Tina Kilter-Hotaling said PEF’s lobbying took the message of what’s important to members to the Legislature, something the average person couldn’t easily do.  

“They can talk to the people we can’t talk to,” she said, adding that many people don’t know which representatives to talk to, let alone have access to those politicians. 

She also commended PEF’s efforts on telecommuting during the height of the pandemic and highlighted the power of collective bargaining and having someone in your corner during disciplinary proceedings or workplace issues. Other members shared her appreciation of PEF’s telecommuting negotiations. 

One member at OMH said the membership benefits drew her to the union. Her husband used the tuition reimbursement benefits, and the family takes advantage of Family Days and discounted movie tickets. 

Member Michelle Probst was grateful the union kept its membership updated on pertinent information, including the progress of contract negotiations. PEF also routinely posts information about Public Service Workshop Program trainings, temporary negotiations extending overtime rates or accrual use-by dates, and lobbying efforts. 

Division 194 members at the State Education Department in Albany were the first group treated to lunch and a worksite visit by the blitzers. Members received up-to-the-minute information about the state budget and other legislative priorities, and also heard about the PEF Contract Team’s preparations for negotiations on a successor contract. (The current Collective Bargaining Agreement with the state expires April 1, 2023.)  Union leaders and the contract team will be traveling around the state to hear directly from members about their issues and priorities, and they are also looking for contract suggestions and comments from members emailed to them at

Dan Carpenter, who heads PEF’s organizing efforts, told members that PEF was able to block a plan to transfer the duties of some SED members to the state Department of Agriculture and Markets. 

Division 194 Council Leader Ved Shravah said the most important thing they can do to make PEF a strong and effective advocate is to “be united and be there” when the union calls for their support. 

Two days later, a team met with members of Division 177 at the state Transportation Department (DOT) in Albany for another lunchtime worksite event and were able to answer a broad range of their questions. 

Stephanie McLean-Beathley, the Membership Benefits Program administrator, answered questions about benefits and how to order tickets online that are then mailed to you. 

Division 177 Assistant Council Leader Ed Lucas spoke at length with a member worried that PEF stewards are not able to be in touch with all of the newest employees at DOT. 

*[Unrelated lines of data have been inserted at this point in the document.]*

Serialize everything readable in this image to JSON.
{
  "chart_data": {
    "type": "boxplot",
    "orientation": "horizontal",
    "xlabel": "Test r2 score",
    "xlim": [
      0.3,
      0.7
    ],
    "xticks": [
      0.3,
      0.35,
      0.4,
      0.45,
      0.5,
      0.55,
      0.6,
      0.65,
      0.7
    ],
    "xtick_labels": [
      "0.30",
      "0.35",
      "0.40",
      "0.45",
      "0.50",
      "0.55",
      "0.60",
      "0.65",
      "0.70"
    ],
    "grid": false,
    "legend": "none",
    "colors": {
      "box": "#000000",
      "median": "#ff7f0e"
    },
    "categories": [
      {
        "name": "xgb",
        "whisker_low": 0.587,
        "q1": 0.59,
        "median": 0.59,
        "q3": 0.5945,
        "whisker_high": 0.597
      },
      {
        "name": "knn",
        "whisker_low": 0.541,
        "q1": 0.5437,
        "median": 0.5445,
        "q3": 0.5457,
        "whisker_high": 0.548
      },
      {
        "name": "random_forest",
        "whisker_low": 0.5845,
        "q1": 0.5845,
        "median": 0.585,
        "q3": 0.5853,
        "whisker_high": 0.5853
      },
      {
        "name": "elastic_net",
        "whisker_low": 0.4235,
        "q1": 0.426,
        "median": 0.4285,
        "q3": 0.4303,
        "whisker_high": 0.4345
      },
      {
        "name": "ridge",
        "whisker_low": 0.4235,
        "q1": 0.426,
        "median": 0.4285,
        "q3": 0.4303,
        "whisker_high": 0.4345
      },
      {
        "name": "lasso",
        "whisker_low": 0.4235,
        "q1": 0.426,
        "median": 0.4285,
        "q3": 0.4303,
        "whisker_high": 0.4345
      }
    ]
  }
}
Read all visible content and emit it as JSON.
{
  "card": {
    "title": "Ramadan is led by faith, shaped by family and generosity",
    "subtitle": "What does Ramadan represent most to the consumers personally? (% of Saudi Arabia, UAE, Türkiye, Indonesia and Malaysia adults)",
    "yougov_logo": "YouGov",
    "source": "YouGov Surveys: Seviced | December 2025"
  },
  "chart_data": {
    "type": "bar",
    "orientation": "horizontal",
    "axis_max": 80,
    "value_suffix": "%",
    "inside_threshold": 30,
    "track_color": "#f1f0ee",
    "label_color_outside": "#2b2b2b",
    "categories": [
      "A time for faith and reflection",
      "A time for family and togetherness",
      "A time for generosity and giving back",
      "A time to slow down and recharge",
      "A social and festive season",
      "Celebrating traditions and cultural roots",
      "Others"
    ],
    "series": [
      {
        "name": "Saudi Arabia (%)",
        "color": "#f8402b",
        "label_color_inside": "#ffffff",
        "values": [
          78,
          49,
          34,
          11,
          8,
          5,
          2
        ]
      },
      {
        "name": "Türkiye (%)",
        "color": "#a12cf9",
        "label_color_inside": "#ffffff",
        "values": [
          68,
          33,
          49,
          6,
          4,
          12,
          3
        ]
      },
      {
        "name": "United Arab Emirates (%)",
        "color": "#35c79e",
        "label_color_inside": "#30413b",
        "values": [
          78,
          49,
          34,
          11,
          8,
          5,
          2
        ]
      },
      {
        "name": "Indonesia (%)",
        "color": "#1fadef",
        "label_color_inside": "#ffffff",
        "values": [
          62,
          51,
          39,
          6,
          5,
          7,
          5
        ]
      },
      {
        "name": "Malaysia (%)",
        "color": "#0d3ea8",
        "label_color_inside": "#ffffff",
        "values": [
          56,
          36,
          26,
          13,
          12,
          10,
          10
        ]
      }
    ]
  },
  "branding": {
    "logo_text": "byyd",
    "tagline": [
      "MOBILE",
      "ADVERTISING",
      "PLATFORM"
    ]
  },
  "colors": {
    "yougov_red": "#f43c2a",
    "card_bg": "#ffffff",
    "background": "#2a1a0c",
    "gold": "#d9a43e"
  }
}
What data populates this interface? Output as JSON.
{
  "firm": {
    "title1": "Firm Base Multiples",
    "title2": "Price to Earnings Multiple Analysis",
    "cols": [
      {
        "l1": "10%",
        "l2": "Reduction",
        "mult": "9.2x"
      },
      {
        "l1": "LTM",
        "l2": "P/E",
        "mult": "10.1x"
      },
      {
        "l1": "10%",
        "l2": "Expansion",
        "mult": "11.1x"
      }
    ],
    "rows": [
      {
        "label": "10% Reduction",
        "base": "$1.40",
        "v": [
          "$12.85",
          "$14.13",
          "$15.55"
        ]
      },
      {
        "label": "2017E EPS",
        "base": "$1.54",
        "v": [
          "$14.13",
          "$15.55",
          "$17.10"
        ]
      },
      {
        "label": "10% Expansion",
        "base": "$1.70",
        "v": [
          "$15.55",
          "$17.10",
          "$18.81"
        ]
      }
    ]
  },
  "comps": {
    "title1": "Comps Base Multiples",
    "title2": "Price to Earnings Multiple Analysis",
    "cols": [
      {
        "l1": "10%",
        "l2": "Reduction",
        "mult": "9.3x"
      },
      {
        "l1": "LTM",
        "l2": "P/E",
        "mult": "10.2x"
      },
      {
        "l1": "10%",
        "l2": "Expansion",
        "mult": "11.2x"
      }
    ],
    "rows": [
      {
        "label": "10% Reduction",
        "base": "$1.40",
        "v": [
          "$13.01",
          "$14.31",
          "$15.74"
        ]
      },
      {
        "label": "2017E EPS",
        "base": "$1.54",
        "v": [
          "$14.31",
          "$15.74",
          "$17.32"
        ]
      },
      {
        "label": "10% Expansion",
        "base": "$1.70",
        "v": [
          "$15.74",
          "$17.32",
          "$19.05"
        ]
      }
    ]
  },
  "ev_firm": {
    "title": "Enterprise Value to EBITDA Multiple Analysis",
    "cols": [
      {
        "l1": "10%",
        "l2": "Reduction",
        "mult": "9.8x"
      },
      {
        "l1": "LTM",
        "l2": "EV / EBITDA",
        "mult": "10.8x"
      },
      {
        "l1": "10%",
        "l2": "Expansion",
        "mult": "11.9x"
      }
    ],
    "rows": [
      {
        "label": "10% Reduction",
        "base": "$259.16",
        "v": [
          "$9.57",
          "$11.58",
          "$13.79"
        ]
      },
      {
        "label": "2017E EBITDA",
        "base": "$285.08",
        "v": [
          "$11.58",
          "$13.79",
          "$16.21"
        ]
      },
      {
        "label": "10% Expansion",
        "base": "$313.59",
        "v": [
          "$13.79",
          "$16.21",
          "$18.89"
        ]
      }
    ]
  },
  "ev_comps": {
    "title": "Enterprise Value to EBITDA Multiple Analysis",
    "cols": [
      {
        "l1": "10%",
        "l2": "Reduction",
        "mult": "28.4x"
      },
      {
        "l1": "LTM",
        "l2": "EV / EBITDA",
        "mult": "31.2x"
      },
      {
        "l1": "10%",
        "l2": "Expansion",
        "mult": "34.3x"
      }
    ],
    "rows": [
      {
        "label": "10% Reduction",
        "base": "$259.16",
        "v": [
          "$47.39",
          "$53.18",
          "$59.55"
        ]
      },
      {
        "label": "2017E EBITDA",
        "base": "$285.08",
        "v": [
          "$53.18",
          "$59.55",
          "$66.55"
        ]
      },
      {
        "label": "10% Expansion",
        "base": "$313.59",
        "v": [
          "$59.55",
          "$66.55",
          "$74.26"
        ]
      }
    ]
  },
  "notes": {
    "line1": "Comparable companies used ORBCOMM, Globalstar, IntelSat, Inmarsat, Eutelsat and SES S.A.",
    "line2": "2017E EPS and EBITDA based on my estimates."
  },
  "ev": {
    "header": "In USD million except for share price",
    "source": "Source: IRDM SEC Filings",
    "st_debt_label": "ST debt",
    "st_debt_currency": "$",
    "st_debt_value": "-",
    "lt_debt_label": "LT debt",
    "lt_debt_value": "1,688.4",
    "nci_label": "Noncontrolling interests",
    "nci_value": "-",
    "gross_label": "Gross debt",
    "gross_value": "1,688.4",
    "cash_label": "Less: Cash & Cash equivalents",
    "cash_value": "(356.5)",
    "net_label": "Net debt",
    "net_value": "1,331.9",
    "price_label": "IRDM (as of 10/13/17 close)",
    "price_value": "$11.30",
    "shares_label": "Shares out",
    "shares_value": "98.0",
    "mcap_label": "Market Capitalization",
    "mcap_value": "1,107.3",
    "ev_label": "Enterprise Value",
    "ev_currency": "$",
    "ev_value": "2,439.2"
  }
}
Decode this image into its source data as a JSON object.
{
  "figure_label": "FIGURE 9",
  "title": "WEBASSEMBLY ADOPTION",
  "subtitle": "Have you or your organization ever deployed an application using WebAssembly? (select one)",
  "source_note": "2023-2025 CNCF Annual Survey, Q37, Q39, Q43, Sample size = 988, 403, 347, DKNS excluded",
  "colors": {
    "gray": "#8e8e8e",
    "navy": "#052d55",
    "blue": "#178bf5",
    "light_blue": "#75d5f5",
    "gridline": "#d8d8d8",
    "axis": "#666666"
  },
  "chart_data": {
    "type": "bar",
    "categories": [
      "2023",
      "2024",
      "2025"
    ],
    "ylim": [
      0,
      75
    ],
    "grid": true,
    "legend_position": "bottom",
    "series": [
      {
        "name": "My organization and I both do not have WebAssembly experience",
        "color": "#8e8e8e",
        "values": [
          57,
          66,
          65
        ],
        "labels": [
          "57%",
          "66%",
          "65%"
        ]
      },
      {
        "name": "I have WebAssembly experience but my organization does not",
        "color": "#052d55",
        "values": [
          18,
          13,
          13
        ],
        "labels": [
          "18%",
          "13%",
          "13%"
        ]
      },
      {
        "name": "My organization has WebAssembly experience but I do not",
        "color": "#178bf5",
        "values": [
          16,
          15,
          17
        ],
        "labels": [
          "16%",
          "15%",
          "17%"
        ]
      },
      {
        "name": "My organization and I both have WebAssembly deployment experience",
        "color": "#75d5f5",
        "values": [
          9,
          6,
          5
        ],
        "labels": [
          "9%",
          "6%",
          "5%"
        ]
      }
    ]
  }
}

Another member wanted to know how recently the ventilation system in their building had been cleaned.  Lucas said that PEF has asked management that question, but has not received a clear and definitive answer.  PEF health and safety specialist Veronica Foley also spoke about using carbon dioxide monitors to check the indoor air quality if they are concerned about it. 

In response to a question about COPE (Committee on Political Education), the team explained that it is a way for members to contribute voluntary donations that can be used to support federal political candidates and issues.  McLean-Beathley said that she had personally seen the importance of political action when she was a PEF member leading a long, but ultimately successful, campaign to save Western New York Children’s Psychiatric Center from being closed.